At 4:00 AM Saturday morning, I pulled up outside a record store in Sherman Oaks, armed with a few graphic novels, a half-read Malcolm Gladwell tome and 2-liter bottle of Pepsi Max. I was not alone. In fact, I was 9th. In a line that would later that day stretch to over 150-people long, I was part of the core group of dedicated music purists. The starting line-up. The Breakfast Club of vinyl. A tenth member showed up at 4:30, in hopes he was the first one to arrive looking for the Cake box set. When he found out he was the third one to walk up desiring its glory (knowing the store only obtained one copy), he tossed his hand in the air, disgusted by the whole event and marched off cursing with a wicked lisp. We were a united front and no one was going to break our tribe.
For the next 7 hours, we discussed our purchases. Who was getting what? We strategized with each other, plotting which albums we were sure to get, while at the same time conscious of the others’ picks.
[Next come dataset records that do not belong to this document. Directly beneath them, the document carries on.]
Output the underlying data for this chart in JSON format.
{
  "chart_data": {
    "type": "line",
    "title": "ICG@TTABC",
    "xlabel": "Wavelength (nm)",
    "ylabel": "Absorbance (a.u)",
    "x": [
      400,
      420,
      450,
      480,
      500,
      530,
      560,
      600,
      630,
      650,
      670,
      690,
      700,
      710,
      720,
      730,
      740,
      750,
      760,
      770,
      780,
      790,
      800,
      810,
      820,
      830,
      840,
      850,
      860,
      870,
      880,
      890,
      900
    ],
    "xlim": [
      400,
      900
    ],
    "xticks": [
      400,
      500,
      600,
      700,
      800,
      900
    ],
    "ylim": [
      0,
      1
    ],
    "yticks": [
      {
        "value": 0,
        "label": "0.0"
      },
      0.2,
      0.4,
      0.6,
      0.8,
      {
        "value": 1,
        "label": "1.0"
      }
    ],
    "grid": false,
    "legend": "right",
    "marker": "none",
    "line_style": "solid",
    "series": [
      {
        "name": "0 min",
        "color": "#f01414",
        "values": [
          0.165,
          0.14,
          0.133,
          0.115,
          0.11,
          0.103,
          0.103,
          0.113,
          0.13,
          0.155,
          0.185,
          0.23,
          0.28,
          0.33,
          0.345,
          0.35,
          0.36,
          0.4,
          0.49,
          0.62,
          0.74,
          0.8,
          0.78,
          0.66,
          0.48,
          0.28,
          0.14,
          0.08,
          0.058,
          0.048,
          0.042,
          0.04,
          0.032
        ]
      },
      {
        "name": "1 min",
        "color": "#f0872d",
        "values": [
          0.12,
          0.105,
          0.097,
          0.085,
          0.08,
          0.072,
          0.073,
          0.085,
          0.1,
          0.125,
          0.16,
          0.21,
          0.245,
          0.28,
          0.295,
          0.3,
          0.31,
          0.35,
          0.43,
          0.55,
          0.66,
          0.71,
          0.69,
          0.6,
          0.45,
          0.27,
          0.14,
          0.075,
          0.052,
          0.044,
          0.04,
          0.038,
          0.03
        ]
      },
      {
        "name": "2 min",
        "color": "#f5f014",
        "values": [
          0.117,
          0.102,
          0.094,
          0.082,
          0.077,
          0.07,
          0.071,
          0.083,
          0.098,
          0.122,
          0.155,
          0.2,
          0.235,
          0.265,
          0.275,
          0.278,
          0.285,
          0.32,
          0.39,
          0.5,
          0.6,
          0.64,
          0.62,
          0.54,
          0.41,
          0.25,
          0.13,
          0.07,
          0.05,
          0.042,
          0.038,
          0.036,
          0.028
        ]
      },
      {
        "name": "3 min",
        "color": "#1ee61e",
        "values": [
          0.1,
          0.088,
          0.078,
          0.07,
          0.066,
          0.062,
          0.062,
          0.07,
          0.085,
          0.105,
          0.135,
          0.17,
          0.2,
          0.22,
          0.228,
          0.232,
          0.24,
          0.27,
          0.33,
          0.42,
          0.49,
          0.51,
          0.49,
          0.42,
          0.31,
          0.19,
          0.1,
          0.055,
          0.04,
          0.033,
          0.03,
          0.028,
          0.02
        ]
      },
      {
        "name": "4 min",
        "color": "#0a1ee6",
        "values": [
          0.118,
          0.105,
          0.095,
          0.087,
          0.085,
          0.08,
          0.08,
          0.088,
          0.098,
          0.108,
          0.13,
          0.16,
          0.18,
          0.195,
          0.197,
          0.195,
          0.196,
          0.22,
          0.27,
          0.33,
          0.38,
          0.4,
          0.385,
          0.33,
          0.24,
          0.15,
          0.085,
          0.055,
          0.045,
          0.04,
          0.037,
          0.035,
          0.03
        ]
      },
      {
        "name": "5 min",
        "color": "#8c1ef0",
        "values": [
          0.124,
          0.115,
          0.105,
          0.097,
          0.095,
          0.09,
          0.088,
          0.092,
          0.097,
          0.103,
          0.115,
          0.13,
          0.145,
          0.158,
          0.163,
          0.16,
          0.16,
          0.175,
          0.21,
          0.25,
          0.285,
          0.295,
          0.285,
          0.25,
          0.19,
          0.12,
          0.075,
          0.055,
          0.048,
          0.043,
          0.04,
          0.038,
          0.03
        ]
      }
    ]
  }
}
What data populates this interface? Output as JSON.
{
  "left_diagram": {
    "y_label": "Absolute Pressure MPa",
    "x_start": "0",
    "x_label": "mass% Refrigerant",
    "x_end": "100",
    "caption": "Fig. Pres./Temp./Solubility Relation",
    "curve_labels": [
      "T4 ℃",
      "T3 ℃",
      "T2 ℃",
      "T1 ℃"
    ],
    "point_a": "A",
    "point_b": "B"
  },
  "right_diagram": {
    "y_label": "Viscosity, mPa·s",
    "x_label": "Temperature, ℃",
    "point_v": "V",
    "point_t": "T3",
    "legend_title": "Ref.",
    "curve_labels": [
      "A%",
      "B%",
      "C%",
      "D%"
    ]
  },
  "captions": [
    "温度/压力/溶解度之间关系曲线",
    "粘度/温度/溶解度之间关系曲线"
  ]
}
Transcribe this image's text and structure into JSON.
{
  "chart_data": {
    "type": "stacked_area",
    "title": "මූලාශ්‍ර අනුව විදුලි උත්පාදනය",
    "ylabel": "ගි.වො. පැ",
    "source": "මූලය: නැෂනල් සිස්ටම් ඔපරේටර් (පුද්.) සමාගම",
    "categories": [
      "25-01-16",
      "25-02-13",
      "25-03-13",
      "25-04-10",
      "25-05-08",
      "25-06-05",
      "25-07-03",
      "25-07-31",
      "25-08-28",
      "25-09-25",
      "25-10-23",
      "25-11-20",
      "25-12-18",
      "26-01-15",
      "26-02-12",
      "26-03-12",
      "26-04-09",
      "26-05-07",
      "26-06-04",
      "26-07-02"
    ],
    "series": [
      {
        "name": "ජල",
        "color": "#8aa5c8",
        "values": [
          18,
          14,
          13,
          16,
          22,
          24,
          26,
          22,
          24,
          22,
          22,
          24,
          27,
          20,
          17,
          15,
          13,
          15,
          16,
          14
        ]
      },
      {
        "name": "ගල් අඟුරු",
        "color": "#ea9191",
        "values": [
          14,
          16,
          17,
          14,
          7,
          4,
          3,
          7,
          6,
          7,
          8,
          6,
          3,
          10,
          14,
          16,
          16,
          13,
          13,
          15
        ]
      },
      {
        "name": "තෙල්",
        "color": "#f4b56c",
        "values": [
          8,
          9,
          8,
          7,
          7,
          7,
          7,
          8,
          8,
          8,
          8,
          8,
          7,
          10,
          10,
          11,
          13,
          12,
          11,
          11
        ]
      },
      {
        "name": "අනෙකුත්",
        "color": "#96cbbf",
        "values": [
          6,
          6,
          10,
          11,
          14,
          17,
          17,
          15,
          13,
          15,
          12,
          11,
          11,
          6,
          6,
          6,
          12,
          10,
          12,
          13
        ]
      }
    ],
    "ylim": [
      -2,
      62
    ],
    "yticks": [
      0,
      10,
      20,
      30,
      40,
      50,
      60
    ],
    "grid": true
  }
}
Like the crossing of the streams in Ghostbusters, there could be no overlap. With three people in line only there to get the Paramore release (that’s dedication…but it is a cool-looking record), our competition was minimal. Once we had announced our choices, once we had determined our lists, we no longer allowed to make changes or additions that affected anyone else’s lists. That would be seen as treasonous…and there’s no telling the severity of the scowl that would be emitted from a pissed off music nerd.
Finally, the rest of the line showed up as the crack of six came around. But we were the tribal council. We had the power in the front of the line to determine who was getting what. If the twelfth person in line came only for the Joy Division EP, and I was thinking about getting it, it meant I held all the power over their music-buying fate. But even vinyl aficionados have morals. There were no cuts. There was no buying for a friend. There were also no assholes. We respected each other’s right to be there. At the end of the day, we’re a community and we protect our own.
As massively successful that Record Store Day is for the fans and styluses everywhere, it is always amazing to watch what limited edition, colored-vinyl, filled with live demos of covers has the most sustainability outside of the store. I’m not talking about which album you enjoy listening to the most, that’s personal, and there’s no list for that. I’m talking about which albums garner the most online demand. Some of the albums that were predicted to be draws like Outkast, the side by side series, and even the new Conor Oberst had very little online life. Even the highly hyped Green Day Demos red vinyl was being outbid by the CD version of the same title. But some titles…some titles exceeded expectations and will now live on in legend of the RSD history.
Here are the 11 Best Record Store Day Successes:
- R.E.M. – Unplugged (307) – I’ve been waiting for this release for 23 years. It does not disappoint. Online it’s selling for 350% over its list price and there seems to be no dip in the demand. Despite its popularity it sounds fucking incredible. Only 1000 of these were made, which means it will be in demand for a long time.
- Cake – Box Set ($330) – All of Cake’s seven albums, plus an 8th never-released album, all printed on different colored vinyl. Even though it sells for more than REM, it cost twice as much originally. This thing was so popular it literally caused a guy to cry in line because he didn’t get it.
- Ghostbusters ($100) – The surprise of the day. Whoever thought a 30 year old movie theme song on glow in the dark vinyl would be wanted by everyone in line.
- Garcia ($148) – Jerry’s first solo album on white vinyl. Dead fans who are not dead are fighting tooth and nail for this one.
- The Liars – Mess On a Mission ($75) – This might edge out Paramore for the coolest looking record. Clear vinyl with yarn inside. A truly unique release.
- Devo – Live at Max’s Kansas City ($107) – From 1977, this is a great uncovered gem by a legendary band.
- Scott Pilgrim Vs. The World ($96) – A cult classic soundtrack draws a cult classic crowd.
- Death Cab For Cutie ($95) – DCFC with an orchestra…this is the kind of release RSD is made for.
- Childish Gambino ($80) – Donald Glover may be a funny guy, but he had the best packaging of the day.
- Life Without Buildings ($102) – An obscure release by an obscure 80s band for the first time in America. If you don’t get this now, you’ll never get it.
- Jack White – Lazaretto ($475) – Even though this is selling for the most amount of money online, it’s not really fair to compare it to the others since you could only purchase it at one location. It’s still cool as shit. Looks like Jack just raised the bar for coolest RSD release. Your turn Wayne Coyne.